- mattnzParticipant@mattnzJoin Date: 2007Post Count: 574
I have received my rates bill and it states:
Site Value $154,000
Capital improvement value $311,000
Does capital improvement value include the site value or do I add them together to get $465,000 total value?
If it was the latter, would the bank consider this as evidence of higher value when refinancing?Scott No MatesParticipant@scott-no-matesJoin Date: 2005Post Count: 3,856
These numbers are for statutory ratings purposes only. The valuation has not been commissioned by you for a special purpose, you are not privy to those instructions & it has been undertaken using mass valuation methods.
So, in short, no.fWordParticipant@fwordJoin Date: 2009Post Count: 471
From my understanding of it, Site Value indicates the value of the land only. Capital Improved Value indicates the value of the land plus the house or other improvements you've made to that land. Hence, the total value of your property is $311,000, based on council valuation. That said, those figures are put in place for the council to calculate your rates and also for calculation of land tax by the SRO, if it applies to you. They do not constitute a true bank valuation.
Having said that, the figures on the rates notice usually seem conservative versus the final sale price or a bank valuation (which is itself conservative). I have read at least one book that talks about a quick and dirty means of valuation of a property by adding the site value to your estimate of how much the building (and out buildings) would be worth, and how much it would cost to replace.

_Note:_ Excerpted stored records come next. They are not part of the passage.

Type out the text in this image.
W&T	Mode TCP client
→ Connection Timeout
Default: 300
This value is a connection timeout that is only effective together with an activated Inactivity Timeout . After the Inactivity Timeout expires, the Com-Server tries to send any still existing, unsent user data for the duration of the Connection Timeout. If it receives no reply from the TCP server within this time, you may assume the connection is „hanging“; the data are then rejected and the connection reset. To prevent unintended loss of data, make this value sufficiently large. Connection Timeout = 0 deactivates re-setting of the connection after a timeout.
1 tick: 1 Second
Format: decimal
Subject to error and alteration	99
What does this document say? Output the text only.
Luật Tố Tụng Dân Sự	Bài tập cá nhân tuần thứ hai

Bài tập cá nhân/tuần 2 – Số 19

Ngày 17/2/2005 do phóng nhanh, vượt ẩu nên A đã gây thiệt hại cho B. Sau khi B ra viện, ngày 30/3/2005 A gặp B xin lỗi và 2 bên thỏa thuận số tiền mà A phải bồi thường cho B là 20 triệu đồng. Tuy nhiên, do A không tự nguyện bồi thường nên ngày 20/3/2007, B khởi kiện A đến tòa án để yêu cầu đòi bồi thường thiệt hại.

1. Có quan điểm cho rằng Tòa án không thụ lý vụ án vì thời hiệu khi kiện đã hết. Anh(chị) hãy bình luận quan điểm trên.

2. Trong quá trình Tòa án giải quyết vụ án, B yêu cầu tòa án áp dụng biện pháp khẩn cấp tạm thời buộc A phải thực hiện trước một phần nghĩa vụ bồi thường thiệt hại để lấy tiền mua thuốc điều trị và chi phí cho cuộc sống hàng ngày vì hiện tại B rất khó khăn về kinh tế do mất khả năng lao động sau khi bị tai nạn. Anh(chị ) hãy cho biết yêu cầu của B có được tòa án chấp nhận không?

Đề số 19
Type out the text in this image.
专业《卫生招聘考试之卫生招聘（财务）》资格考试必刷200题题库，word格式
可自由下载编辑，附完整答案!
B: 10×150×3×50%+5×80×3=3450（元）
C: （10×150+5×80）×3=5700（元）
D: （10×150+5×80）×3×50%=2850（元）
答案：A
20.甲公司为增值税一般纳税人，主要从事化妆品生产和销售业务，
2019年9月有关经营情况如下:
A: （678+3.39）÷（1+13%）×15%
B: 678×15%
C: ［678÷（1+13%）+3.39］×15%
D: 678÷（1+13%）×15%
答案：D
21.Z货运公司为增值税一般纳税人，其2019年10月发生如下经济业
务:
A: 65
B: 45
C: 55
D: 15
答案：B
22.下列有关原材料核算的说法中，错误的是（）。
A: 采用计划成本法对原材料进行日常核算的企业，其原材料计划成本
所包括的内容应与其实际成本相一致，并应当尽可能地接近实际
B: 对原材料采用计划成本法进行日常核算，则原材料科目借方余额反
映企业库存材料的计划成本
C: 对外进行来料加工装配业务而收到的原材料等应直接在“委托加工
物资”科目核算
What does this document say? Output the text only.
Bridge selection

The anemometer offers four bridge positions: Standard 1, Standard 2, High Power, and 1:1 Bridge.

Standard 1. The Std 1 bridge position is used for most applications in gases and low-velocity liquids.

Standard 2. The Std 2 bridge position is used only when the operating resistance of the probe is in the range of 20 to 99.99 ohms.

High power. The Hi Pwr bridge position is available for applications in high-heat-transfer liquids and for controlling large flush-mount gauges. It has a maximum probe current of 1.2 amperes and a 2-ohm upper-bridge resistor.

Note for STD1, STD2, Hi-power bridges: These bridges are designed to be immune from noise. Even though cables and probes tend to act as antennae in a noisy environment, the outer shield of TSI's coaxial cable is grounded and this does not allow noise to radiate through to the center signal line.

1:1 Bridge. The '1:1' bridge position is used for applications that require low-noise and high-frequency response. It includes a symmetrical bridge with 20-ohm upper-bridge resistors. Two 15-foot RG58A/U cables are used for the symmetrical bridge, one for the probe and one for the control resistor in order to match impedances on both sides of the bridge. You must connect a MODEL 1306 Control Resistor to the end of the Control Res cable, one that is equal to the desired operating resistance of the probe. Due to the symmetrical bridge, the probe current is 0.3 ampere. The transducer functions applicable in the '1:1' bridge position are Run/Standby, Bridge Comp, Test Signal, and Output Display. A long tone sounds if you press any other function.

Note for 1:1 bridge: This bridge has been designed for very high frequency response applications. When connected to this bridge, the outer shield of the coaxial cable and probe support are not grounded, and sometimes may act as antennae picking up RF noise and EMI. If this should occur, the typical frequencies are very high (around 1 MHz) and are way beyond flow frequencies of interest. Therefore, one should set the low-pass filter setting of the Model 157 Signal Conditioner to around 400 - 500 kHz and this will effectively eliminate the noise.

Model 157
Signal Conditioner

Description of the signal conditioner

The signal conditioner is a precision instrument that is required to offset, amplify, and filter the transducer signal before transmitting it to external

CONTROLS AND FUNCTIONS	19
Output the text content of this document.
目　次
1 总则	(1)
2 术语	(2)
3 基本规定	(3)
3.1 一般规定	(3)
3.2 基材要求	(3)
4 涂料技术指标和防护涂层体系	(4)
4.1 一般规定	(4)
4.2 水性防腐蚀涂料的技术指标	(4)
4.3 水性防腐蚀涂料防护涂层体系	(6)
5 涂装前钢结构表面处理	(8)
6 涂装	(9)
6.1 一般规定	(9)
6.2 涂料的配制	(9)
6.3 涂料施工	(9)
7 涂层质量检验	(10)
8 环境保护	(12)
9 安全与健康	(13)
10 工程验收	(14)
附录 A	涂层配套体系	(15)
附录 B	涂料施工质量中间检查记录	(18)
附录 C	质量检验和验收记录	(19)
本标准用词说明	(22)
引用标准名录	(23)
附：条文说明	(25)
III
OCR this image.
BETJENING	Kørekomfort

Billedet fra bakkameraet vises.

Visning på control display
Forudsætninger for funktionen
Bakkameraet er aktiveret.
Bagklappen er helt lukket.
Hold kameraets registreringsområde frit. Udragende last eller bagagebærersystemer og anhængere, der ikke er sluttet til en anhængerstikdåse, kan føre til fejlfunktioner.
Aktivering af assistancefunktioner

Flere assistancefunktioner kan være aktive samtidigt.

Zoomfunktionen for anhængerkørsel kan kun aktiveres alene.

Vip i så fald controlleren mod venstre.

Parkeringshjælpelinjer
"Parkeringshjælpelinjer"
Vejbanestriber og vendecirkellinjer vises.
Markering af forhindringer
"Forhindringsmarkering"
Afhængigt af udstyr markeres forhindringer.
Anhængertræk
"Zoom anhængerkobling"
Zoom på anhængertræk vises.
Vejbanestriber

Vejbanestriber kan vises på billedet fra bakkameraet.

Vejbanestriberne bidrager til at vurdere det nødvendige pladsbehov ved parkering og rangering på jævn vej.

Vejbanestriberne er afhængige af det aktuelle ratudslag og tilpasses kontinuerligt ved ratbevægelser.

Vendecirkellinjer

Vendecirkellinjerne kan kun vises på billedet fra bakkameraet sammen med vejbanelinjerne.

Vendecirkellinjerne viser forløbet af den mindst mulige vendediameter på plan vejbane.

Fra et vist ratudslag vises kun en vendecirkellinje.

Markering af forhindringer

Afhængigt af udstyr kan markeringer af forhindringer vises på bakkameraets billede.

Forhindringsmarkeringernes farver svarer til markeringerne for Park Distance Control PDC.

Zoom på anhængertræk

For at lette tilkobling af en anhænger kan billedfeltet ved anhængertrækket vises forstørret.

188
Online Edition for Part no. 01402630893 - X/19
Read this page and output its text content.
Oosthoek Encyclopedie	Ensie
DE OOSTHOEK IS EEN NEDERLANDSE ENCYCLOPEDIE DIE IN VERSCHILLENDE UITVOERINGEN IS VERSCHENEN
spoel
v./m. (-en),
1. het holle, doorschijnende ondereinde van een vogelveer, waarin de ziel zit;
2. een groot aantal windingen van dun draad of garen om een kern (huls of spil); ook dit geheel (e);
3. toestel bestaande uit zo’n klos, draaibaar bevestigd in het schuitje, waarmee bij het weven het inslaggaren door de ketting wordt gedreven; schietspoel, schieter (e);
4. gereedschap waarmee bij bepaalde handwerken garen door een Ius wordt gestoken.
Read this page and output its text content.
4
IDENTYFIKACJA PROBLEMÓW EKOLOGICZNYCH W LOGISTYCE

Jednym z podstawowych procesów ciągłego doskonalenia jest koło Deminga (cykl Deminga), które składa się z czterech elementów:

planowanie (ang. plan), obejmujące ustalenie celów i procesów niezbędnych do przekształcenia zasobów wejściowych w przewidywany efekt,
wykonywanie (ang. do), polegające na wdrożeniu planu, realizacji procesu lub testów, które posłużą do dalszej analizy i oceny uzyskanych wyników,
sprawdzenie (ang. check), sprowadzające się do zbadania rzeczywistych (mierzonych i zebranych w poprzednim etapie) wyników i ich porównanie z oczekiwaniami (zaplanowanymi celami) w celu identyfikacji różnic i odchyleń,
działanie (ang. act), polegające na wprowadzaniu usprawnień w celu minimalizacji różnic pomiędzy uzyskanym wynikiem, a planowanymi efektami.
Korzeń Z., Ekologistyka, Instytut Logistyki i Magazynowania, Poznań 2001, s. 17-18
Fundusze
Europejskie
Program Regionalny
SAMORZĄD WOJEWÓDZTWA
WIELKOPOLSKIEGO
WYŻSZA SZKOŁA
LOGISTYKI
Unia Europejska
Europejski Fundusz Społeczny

For example, if the site value on the rates notice is $300,000, and the current house is old, estimated to be worth $195,000, and would cost approximately $260,000 to replace, add those figures up and you'll have a very rough, estimated value of the property at between $495,000 and $560,000.
Now I don't necessarily agree with this methodology and I'm sure it doesn't work 50% of the time, but it was something I read from a book that I thought would be worth sharing here. Nothing beats an independent valuation of course…and even the bank's valuer works for the bank, not for you, hence their valuation may not necessarily be reliable.
In some cases I've seen people consider that they 'got a good deal' because they bought the house for less than the capital improved value on the rates notice. It may be true that they did get a bargain, however I wouldn't assume this to always be the case, especially based on values in a rates notice.
BTW, I've read your other posts with interest. If you're considering the Australian housing market is going to correct in the manner you predict, then you're better off selling your house rather than considering refinancing and taking out a bigger loan on 'equity'.